Well, let's put it this way:
When I had Smeg running PSG on the ARM CPU, it was able to do sample accurate PSG emulation ---
barely. I had originally written it in C, and that turned out to be too slow to keep up so I reimplemented it in ARM asm. while I'm not an ARM master by any means, it was decently well optimized.
I switched it over to the SH4 side after Smeg 0.80 and as it used less than 2% CPU time even when playing samples I decided not to sweat the loss.
So how fast is the ARM in practical applications? Someone should work out some benchmarks for it someday, since the 'official' docs are all over the map and all seem to be wrong, but I estimated it at about 3mhz. I do know that the Yamaha sound chip runs at about 45mhz.
This was the theory I came up with about why the ARM is so much slower than advertised - and it's all just theory from this point on, so don't take this as gospel:
The Yamaha sound chip (AICA hereafter) has 64 sound channels, which it is able to play at CD quality (44100khz) when running at 45mhz.
The sound channels in the AICA are not all calculated at once, rather each channel gets a 'turn at the mic' in order.
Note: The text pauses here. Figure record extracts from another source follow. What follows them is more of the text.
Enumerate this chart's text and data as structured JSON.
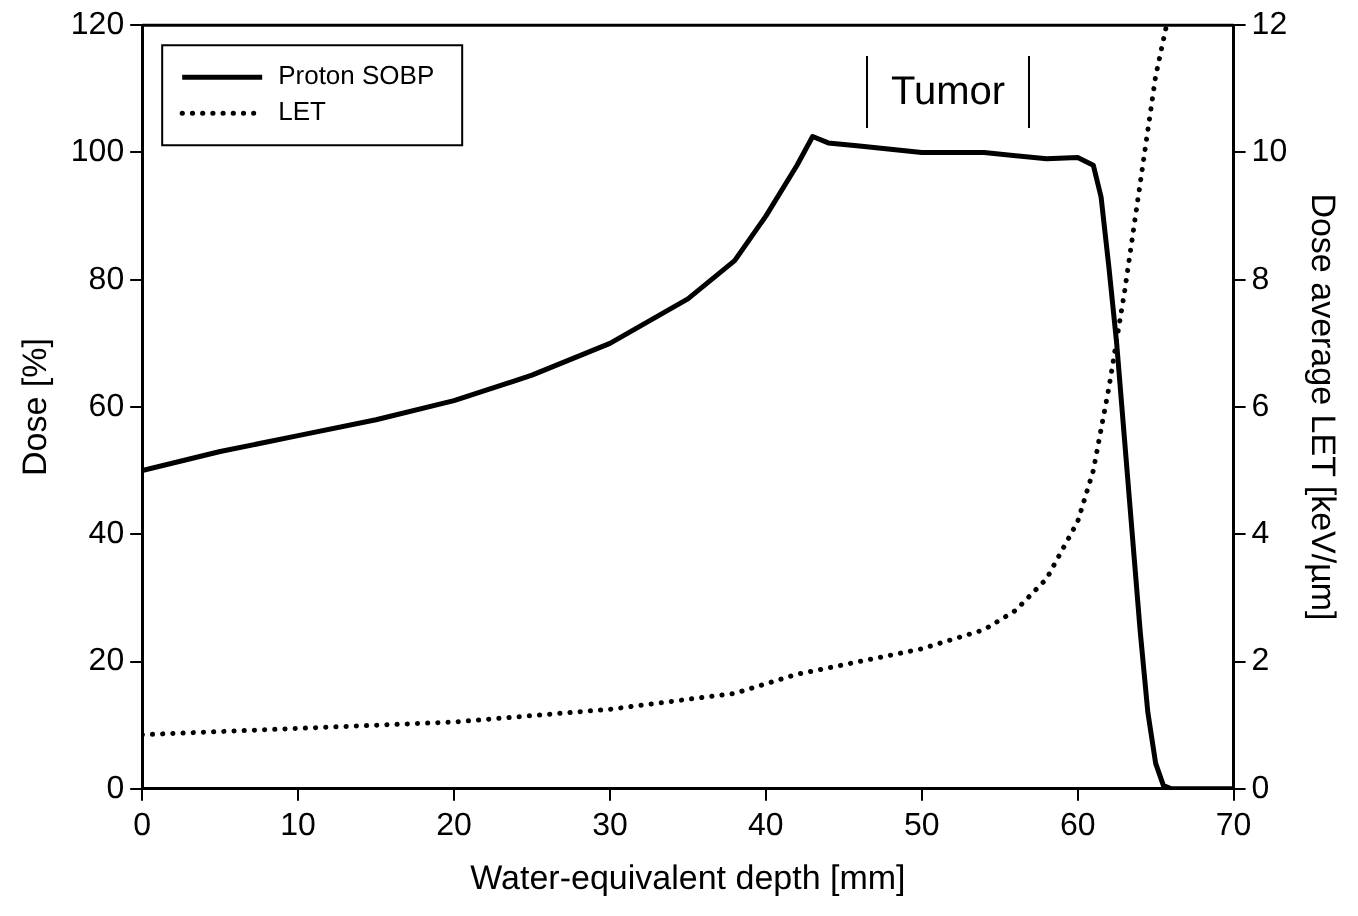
{
  "chart_data": {
    "type": "line",
    "xlabel": "Water-equivalent depth [mm]",
    "ylabel": "Dose [%]",
    "y2label": "Dose average LET [keV/µm]",
    "xlim": [
      0,
      70
    ],
    "xticks": [
      0,
      10,
      20,
      30,
      40,
      50,
      60,
      70
    ],
    "ylim": [
      0,
      120
    ],
    "yticks": [
      0,
      20,
      40,
      60,
      80,
      100,
      120
    ],
    "y2lim": [
      0,
      12
    ],
    "y2ticks": [
      0,
      2,
      4,
      6,
      8,
      10,
      12
    ],
    "legend": "top left",
    "marker": "none",
    "grid": false,
    "annotations": [
      "Tumor"
    ],
    "series": [
      {
        "name": "Proton SOBP",
        "color": "#000000",
        "line_style": "solid",
        "x": [
          0,
          5,
          10,
          15,
          20,
          25,
          30,
          35,
          38,
          40,
          42,
          43,
          44,
          46,
          48,
          50,
          54,
          58,
          60,
          61,
          61.5,
          62,
          62.5,
          63,
          63.5,
          64,
          64.5,
          65,
          65.5,
          66,
          70
        ],
        "values": [
          50,
          53,
          55.5,
          58,
          61,
          65,
          70,
          77,
          83,
          90,
          98,
          102.5,
          101.5,
          101,
          100.5,
          100,
          100,
          99,
          99.2,
          98,
          93,
          82,
          70,
          55,
          40,
          25,
          12,
          4,
          0.5,
          0,
          0
        ]
      },
      {
        "name": "LET",
        "color": "#000000",
        "line_style": "dotted",
        "axis": "y2",
        "x": [
          0,
          10,
          20,
          30,
          38,
          42,
          46,
          50,
          54,
          56,
          58,
          60,
          61,
          62,
          63,
          64,
          65,
          65.7
        ],
        "values": [
          0.85,
          0.95,
          1.05,
          1.25,
          1.5,
          1.8,
          2.0,
          2.2,
          2.5,
          2.8,
          3.3,
          4.2,
          5,
          6.3,
          7.8,
          9.5,
          11.2,
          12
        ]
      }
    ]
  }
}
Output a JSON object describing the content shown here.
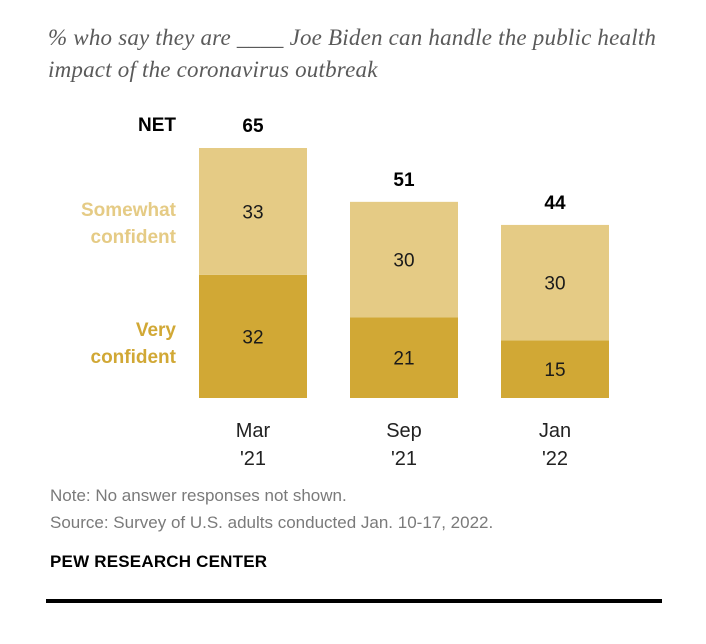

For each sample, every channel is calculated and its final output is added to an accumulator. When all 64 channels have been calculated, the accumulator is sent to the DAC which produces the sound we hear, and the process begins again with channel zero and an empty accumulator.
So, we have 64 channels running at 44100khz. That means that 64 channel * 44100 samples = 2822400 channel calculations/second being calculated. But how many cycles does it take the AICA to calculate a channel? Well, we've got to figure they decided to use a 45mhz crystal for the sound system for a reason. Let's say it's 45,000,000 cycles a second (though it's probably not that exactly) so
45,000,000 / 2822400 = 15.94 =~ 16 (say, that's a nice round number.. in binary at least)
So let's say the AICA runs at 16 * 2822400 = 45158400 cycles/second, .
Okay, so now let's assume it's correct that the AICA takes 16 cycles to calculate a channel. For at least some of these cycles, the AICA will need to access memory. At the very least, it will need one of those 16 cycles to fetch the sample data.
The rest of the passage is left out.